What is a bug? I mean not the nice animal, rather, a “computer bug”. It is basically an error somewhere into the computer that causes incorrect or unexpected results.
It is a popular term among those that are dealing with computer in general as well as among those that experiment just the error without know about bugs.
One important step in build a traditional computer program is called debugging, that means looking for nice animals that compromise your software code
and possible remove them. Sometime bugs take you eyes open all the night.
Bugs live also at the Artificial Intelligence age, no matter how smart systems are becoming but bugs are there. The interesting story is that we are not recognizing the presence of them and apparently no one or few seems to care in this new hyper agile society.
I am referring to much more sophisticated versions of bugs that could characterize an AI algorithm and could compromise its output and consequently the level of trust we could have toward it and the decisions it is recommending to its users.
In AI we have a double problem: we have “classic bugs”, that are nice and funny error into the software program that implements the AI algorithm or the mathematical model that is behind and what we can call “AI bugs”. What are “AI bugs”? Simple, they are all kind of biases that could influence the AI algorithm behavior.
Of course AI bugs are the much more difficult to find: they are not errors that generate a bad behavior but apparently every thing is going ahead find until the end of the decision.

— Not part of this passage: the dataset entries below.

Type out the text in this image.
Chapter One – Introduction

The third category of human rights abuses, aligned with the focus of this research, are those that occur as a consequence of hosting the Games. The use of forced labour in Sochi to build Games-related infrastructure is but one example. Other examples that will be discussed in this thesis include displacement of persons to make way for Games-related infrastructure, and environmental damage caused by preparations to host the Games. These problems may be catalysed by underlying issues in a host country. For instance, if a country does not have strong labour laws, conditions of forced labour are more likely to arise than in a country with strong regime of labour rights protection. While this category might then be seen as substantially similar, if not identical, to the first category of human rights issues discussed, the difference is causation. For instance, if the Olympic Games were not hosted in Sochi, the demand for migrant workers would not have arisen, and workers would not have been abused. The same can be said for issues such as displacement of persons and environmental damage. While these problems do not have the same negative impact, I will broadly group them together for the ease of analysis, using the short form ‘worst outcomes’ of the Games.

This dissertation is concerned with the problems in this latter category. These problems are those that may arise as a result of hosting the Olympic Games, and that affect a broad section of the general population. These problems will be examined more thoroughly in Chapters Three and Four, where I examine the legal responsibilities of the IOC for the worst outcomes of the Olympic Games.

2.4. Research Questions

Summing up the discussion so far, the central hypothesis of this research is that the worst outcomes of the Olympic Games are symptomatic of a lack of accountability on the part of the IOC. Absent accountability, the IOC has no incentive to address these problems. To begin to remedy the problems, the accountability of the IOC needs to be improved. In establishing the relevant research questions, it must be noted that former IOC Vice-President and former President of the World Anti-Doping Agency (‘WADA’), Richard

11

We trust the algorithm to decide, for example, who gets a loan from a Bank since it is a good guy or who gets its job interview first since the fantastic AI algorithm
that learned to classify people profiles put the best candidates for the job at the top of the list, or who gets a new less expensive health insurance plan since the AI algorithm
gave us a more longer life expectation.
Of course we can go ahead in infinite way and the key word behind this is “trust” we are starting to trust machines, and now more and more AI to support us in a number of decisions that could impact in direct or indirect way our lives and our society in general.
But, who care about “AI bugs” or in general who care about a bias an AI algorithm could have? When I use to give lectures to AI students or talk to people that would
like to know about AI I close my presentations with some thoughts and examples of “AI bugs”.
One example is coming from a work from researchers from Shanghai Jiao Tong University that published this work: “Automated Inference on Criminality using Face Images”
https://arxiv.org/pdf/1611.04135v1.pdf A conclusion reported into the work is this: “In other words, the faces of general law-biding public have a greater degree of resemblance compared with the faces of criminals, or criminals have a higher degree of dissimilarity in facial appearance than normal people”
More recently the same team considering the critics published this “Responses to Critiques on Machine Learning of Criminality Perceptions” (https://arxiv.org/abs/1611.04135).
A question we can ask to our self is if this kind of activities make sense.
Initiatives that are valuable to mention in this space are, for instance, the one led by Kate Crawford and Meredith Whittaker, AI Now, that is working across disciplines to understand AI’s social impacts (https://artificialintelligencenow.com/) or the general Partnership for AI promoted by a number of big IT players (https://www.partnershiponai.org/).
Nevertheless, the true problem of the existence “AI bugs” and how to cope with them will remain there, as a bug. The only antidote, I think, is coming from our self and our care
about the problem and the willing to ask for transparency, also for AI.